染色特集/我が社のアピールポイントはここ!

2008年07月23日 (水曜日)

コニカミノルタIJ/インクジェットでエコ訴求

 コニカミノルタIJは、テキスタイル染色で環境・エネルギー負荷を大幅に削減したインクジェットプリントシステムの展開に注力する。

 インクジェットプリントは、従来のプリントと比較した場合、多品種・小ロット加工やQR対応、環境への配慮などといった優位性を持つ。とくに環境負荷については大幅な低減と安全性の向上を実現。同社のインクジェット技術をテキスタイルプリントに適用することにより、従来のプロセス比・環境負荷で150分の1・染料投入量で200分の1・廃棄材料で30分の1・エネルギー消費量で2分の1――の削減を達成するという。

 ヘッドやインク、ソフトに至るまで、すべてを自社開発する同社は、窓口を一本化し、素早いサポート体制を確立。トラブルが発生した場合でも顧客のニーズに対応した素早いサービスが可能だ。主力機は高速・高精細のインクジェットプリンタ「ナッセンジャーV」。同機はテキスタイル用に新たに開発した小液滴・高密度多ノズルインクジェットヘッドにより、鮮鋭性と高濃度の品位を両立し、布用プリンタとしては最速クラスのスピードを実現した。さらに滑らかなグラデーションや微妙な色調を再現できることから、衣料品のほか寝装、のぼりなど、様々な用途で活用されている。

三木理研工業/低ホルマリン剤拡販へ

 仕上げ用加工剤、高機能加工剤などを製造販売する三木理研工業(和歌山市)は、低ホルマリングリオキザール樹脂やホルマリンキャッチャー剤の販売拡大に取り組む。

 今年3月、残留ホルマリン濃度の基準値が改正され、「1%以下」という厳しい水準となった。1%以上でも問題はないが、1%を超えると様々な付帯義務が課せられることになった。三木理研工業は以前から、形態安定加工などの際に効果を薄めることなく、低ホルマリンを実現する樹脂を開発していた。今回の規制強化によって市場の要望が高まると見られていることから、「改めてPRを強化し、迅速に顧客のニーズに対応していきたい」(中川和城専務)と話している。

 また、顧客から防炎剤、難燃剤への要望が多数寄せられていることから、これらの問題点を解決した触媒の開発に力を入れる。例えばカーシートに防炎・難燃加工を施しても、太陽光や摩擦、洗浄によって効果は薄れていく。剤の多くはハロゲンを含んでいるため、ダイオキシンの問題が指摘される。
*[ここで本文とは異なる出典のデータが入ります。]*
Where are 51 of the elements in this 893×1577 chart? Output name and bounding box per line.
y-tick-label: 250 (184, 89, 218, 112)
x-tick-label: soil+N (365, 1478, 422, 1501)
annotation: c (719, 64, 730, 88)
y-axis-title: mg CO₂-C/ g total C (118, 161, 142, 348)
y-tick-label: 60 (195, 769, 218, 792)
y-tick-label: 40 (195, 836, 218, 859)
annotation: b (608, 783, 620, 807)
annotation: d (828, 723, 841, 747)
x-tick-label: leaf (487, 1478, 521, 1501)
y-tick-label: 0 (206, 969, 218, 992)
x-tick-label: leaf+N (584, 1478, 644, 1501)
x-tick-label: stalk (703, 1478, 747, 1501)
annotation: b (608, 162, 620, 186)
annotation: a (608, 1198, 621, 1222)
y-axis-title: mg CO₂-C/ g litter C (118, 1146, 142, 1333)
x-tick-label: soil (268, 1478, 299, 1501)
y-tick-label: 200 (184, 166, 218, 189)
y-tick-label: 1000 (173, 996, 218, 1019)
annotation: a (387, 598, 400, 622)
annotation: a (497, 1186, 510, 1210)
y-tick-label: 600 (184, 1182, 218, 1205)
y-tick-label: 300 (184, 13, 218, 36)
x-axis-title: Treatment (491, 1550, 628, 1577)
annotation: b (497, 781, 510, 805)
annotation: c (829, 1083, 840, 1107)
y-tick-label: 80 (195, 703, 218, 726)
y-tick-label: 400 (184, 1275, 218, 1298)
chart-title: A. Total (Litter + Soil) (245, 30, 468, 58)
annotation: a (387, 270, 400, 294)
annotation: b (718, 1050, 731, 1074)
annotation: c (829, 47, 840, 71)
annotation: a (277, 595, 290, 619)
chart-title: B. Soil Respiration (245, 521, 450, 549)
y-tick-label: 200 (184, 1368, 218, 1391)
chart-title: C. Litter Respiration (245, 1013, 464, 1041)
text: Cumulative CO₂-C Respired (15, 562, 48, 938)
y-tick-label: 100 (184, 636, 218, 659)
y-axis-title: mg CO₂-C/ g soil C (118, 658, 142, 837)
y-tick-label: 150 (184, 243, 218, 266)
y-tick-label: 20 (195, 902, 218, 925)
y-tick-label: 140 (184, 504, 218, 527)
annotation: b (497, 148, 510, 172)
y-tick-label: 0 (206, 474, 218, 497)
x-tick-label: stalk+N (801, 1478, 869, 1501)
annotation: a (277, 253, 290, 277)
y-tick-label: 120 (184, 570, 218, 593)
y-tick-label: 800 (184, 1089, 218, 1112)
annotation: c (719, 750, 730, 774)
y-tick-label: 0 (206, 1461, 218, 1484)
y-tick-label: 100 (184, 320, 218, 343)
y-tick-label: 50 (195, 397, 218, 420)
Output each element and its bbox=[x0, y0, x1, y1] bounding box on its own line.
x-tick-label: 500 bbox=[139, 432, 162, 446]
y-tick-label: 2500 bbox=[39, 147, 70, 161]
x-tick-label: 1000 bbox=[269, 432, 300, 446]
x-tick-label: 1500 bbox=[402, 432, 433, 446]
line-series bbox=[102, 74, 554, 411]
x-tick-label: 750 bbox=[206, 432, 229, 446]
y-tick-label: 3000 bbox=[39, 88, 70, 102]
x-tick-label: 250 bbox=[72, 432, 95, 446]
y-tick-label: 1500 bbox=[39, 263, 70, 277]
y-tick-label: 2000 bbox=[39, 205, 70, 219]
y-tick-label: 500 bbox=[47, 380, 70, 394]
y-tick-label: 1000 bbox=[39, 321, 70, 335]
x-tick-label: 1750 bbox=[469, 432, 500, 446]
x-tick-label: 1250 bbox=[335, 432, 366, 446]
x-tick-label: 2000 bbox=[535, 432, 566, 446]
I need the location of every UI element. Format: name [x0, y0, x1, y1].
安全性を重視すると効果が薄くなるというジレンマがつきまとうわけだが、中川専務はこれを「薬剤関連メーカーにはチャンス」ととらえる。仮に、これまでの薬品が使えなくなると、代替が必要になるためだ。同社もこの機を逸しないために、開発を続ける構え。

クラボウ・エレクトロニクス事業部/インクジェットで新BM

 クラボウ・エレクトロニクス事業部の安川洋情報システム営業部長は「原燃料高、染料不足など染色加工場は厳しい局面にあるが、従来通り、染色加工場に対し、色彩関連技術、各種自動化技術を結集し、工場の効率化をサポートする」方針を示す。

 ミヤコシ(千葉県習志野市)と共同開発したインクジェット捺染機「TXP―18A」もその一つ。これを活用して、染色加工場の新たなビジネスモデルの構築を支援する。
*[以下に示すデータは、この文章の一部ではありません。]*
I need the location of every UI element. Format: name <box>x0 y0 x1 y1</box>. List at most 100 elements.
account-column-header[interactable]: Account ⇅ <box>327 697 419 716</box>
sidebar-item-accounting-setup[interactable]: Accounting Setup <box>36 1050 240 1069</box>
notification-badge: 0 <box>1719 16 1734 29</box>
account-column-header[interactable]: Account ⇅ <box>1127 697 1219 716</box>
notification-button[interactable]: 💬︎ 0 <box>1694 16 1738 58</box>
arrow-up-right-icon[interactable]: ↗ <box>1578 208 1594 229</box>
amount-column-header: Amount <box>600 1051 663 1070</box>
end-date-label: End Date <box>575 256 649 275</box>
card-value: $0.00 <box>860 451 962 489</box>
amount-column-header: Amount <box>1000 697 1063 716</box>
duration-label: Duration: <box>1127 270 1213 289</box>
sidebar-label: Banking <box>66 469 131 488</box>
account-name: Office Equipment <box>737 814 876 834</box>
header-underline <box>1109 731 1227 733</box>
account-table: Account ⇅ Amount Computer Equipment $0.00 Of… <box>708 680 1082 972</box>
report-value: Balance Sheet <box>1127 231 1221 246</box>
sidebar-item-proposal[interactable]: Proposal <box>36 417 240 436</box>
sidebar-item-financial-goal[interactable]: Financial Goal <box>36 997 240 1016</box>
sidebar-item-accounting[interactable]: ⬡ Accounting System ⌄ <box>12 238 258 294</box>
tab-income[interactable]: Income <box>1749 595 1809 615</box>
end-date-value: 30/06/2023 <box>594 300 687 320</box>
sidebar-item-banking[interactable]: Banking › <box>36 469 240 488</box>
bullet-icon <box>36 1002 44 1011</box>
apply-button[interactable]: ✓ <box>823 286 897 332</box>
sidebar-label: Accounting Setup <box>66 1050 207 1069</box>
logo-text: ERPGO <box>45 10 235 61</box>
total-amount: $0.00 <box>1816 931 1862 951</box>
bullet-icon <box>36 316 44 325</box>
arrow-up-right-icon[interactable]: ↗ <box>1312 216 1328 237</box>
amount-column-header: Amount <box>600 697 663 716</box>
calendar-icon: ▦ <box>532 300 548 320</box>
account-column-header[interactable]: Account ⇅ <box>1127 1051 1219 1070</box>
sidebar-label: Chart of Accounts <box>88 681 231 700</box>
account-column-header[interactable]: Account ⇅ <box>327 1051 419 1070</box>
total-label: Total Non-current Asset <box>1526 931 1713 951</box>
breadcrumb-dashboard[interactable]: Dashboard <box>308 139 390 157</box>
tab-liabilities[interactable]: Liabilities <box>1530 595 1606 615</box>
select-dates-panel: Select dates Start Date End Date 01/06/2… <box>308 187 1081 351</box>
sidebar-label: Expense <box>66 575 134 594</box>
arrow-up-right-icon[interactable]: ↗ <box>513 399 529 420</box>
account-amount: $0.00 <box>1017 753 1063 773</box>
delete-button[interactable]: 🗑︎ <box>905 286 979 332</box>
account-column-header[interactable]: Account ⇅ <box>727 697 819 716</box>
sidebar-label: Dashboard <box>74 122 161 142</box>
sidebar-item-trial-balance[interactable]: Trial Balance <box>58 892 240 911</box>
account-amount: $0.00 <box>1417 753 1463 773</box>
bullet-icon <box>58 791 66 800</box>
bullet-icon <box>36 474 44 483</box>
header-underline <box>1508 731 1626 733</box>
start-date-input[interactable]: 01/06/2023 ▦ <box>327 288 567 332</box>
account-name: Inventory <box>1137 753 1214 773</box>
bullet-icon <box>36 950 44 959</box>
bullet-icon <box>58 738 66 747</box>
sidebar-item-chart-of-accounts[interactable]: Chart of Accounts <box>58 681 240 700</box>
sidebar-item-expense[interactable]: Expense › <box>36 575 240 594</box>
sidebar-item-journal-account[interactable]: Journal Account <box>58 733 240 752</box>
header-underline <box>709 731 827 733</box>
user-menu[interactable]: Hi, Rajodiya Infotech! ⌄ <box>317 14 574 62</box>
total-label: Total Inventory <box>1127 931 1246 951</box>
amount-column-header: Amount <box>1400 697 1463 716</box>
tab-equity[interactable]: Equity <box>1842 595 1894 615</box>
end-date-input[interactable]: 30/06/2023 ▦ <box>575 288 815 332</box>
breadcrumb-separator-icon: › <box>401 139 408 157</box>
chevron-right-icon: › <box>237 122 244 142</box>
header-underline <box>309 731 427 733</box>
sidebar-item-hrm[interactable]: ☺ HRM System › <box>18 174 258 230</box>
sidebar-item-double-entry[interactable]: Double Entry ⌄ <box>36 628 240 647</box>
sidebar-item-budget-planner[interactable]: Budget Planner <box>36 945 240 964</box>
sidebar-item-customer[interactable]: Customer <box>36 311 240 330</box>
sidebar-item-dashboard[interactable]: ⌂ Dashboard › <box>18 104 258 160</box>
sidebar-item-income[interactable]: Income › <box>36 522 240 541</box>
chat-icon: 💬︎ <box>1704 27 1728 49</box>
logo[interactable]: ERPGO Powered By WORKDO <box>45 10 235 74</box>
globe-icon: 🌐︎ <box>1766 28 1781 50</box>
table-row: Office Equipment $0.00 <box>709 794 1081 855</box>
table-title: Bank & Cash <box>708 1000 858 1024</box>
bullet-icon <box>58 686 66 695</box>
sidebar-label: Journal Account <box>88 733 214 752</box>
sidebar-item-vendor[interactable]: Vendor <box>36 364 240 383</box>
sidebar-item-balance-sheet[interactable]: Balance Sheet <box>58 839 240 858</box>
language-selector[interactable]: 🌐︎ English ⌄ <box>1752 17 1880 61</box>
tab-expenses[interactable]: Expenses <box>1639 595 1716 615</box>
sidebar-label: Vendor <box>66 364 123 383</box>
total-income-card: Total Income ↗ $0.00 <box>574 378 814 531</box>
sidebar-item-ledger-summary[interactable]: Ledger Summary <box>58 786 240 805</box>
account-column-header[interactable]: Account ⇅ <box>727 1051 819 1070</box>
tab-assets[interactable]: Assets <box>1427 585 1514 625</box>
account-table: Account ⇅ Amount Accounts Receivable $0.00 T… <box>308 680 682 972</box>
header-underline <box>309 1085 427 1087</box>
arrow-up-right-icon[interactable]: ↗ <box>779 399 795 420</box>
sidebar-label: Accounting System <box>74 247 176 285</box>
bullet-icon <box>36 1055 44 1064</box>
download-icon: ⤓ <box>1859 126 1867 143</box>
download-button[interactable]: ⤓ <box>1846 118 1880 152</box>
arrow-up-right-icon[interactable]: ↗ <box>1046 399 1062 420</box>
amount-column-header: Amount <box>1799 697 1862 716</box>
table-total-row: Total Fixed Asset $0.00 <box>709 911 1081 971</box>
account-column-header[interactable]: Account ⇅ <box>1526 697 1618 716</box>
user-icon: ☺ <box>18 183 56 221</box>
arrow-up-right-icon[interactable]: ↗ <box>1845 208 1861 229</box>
 ミヤコシのテクノセンターで各種評価のための試験機によるプリントテストを実施中だが「これまでインクジェット捺染機では難しかったロイヤルブルーやレッド、オレンジなどをくすむことなく表現できる」ことから、ある染色加工場が高い関心を示していると言う。

 また、染料自動軽量化装置でアウキッチン3000、アウキッチンRV・などバリエーションを強化。生産計画システム「アウプローバ」は「体験版ソフトを無償配布するとともに、有料セミナーを開催しながら、カスタマイズする」手法を採る。すでに染色加工場では7工場で稼働実績がある。

北広ケミカル/染色加工場へ最適提案

 北広ケミカルの西口修執行役員営業部統括は現在の繊維加工薬剤、染色薬剤の販売状況について「原油価格の高騰が継続しており、販売先、当社ともに影響は大きい」と話す。
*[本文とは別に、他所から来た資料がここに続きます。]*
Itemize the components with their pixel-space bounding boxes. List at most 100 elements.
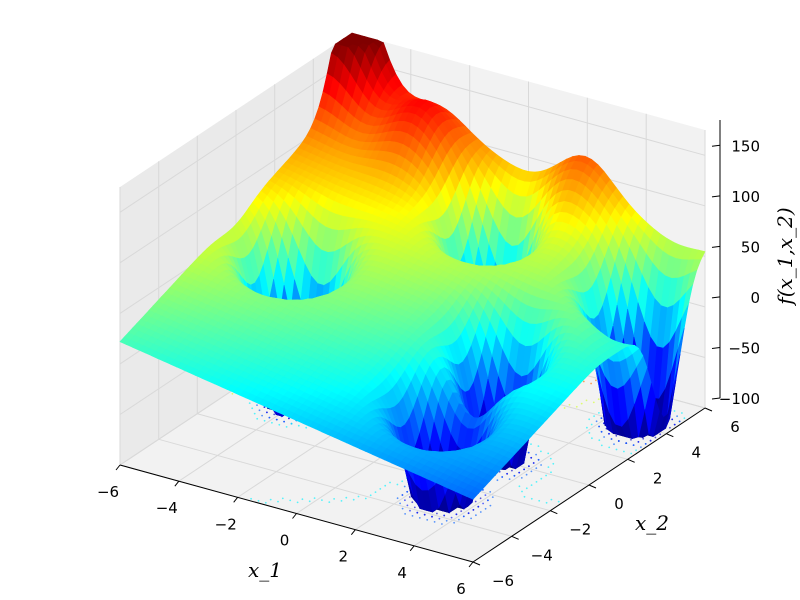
contour-point [406,504,409,507]
contour-point [401,480,404,483]
contour-point [630,452,633,455]
contour-point [537,458,540,461]
contour-point [288,417,290,420]
contour-point [436,512,438,515]
z-tick-label: 100 [731,188,760,206]
contour-point [598,412,600,414]
contour-point [253,412,256,415]
contour-point [475,514,477,517]
contour-point [669,426,671,429]
contour-point [416,511,419,514]
contour-point [283,420,285,423]
contour-point [467,512,470,515]
contour-point [623,450,625,453]
contour-point [642,437,645,440]
contour-point [411,501,414,504]
contour-point [585,399,588,402]
contour-point [550,498,553,501]
contour-point [231,392,234,395]
contour-point [462,515,465,518]
x1-tick [174,480,180,487]
contour-point [411,515,414,517]
contour-point [401,494,404,496]
x2-tick [627,458,635,463]
surface [119,32,706,514]
contour-point [403,485,406,488]
contour-point [592,401,595,404]
contour-point [683,417,686,420]
contour-point [545,501,548,504]
z-tick [711,397,721,400]
contour-point [328,501,331,503]
contour-point [401,507,404,510]
contour-point [527,451,530,454]
contour-point [479,497,482,500]
contour-point [535,481,538,483]
contour-point [608,432,610,435]
contour-point [530,497,533,500]
x1-tick-label: 0 [280,532,290,550]
contour-point [489,491,492,493]
contour-point [413,506,416,509]
contour-point [399,502,401,505]
contour-point [438,517,441,520]
contour-point [595,379,597,382]
contour-point [615,448,618,451]
z-tick-label: 50 [741,238,760,256]
contour-point [441,523,443,525]
contour-point [396,497,399,500]
contour-point [588,418,591,421]
contour-point [550,471,552,474]
contour-point [530,443,532,445]
x2-tick-label: 0 [614,495,624,513]
contour-point [580,402,583,405]
x1-tick-label: −2 [215,515,237,533]
contour-point [364,497,367,500]
contour-point [345,496,348,499]
contour-point [582,380,585,383]
contour-point [673,410,676,412]
contour-point [297,424,300,427]
contour-point [423,513,426,516]
contour-point [261,414,263,417]
contour-point [384,484,387,487]
contour-point [532,462,535,464]
contour-point [676,415,678,418]
contour-point [496,479,499,482]
contour-point [275,418,278,421]
x2-tick-label: 4 [692,444,702,462]
contour-point [404,499,406,502]
contour-point [484,507,487,510]
contour-point [659,433,662,436]
z-axis-label: f(x_1,x_2) [773,207,797,306]
contour-point [409,509,411,512]
contour-point [250,497,253,500]
contour-point [396,483,399,486]
contour-point [501,476,504,478]
contour-point [521,490,523,493]
contour-point [482,502,484,505]
contour-point [549,457,552,460]
contour-point [281,497,284,500]
contour-point [535,467,538,470]
contour-point [671,418,674,421]
contour-point [290,422,293,425]
z-tick-label: −100 [719,390,760,408]
z-tick-label: 0 [750,289,760,307]
x1-tick-label: 4 [397,564,407,582]
contour-point [678,420,681,423]
contour-point [547,466,550,468]
contour-point [547,452,550,455]
contour-point [408,496,411,498]
surface-patch [466,491,478,500]
contour-point [256,417,259,420]
contour-point [595,420,598,423]
x1-tick-label: −6 [97,483,119,501]
contour-point [433,521,436,523]
contour-point [545,474,547,477]
contour-point [640,446,642,448]
contour-point [615,434,618,437]
x1-tick-label: 6 [456,580,466,598]
contour-point [525,487,528,490]
contour-point [491,496,494,498]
 同社では原料価格の高騰に合わせ、4月から販売価格を上げる交渉を続けてきた。しかし、原油価格高騰の幅が大きく、長期にわたっていることから「時期が遅れるにつれ、高い価格を提示しなければならず、さらに、それが交渉を長引かせる要因となる」(西口執行役員)と指摘する。

 そうした状況下、同社は2007年に共栄社化学の繊維加工薬剤の販売権を譲り受けたことで、無機物化合物やアクリルなどのエマルジョン、脱気・浸透・消泡剤などの製品分野が充実、既存顧客への提案を充実させてきた。

 合わせてシリコーン柔軟剤、撥水剤など、元来同社が得意としてきた分野でも扱い品種を増やしている。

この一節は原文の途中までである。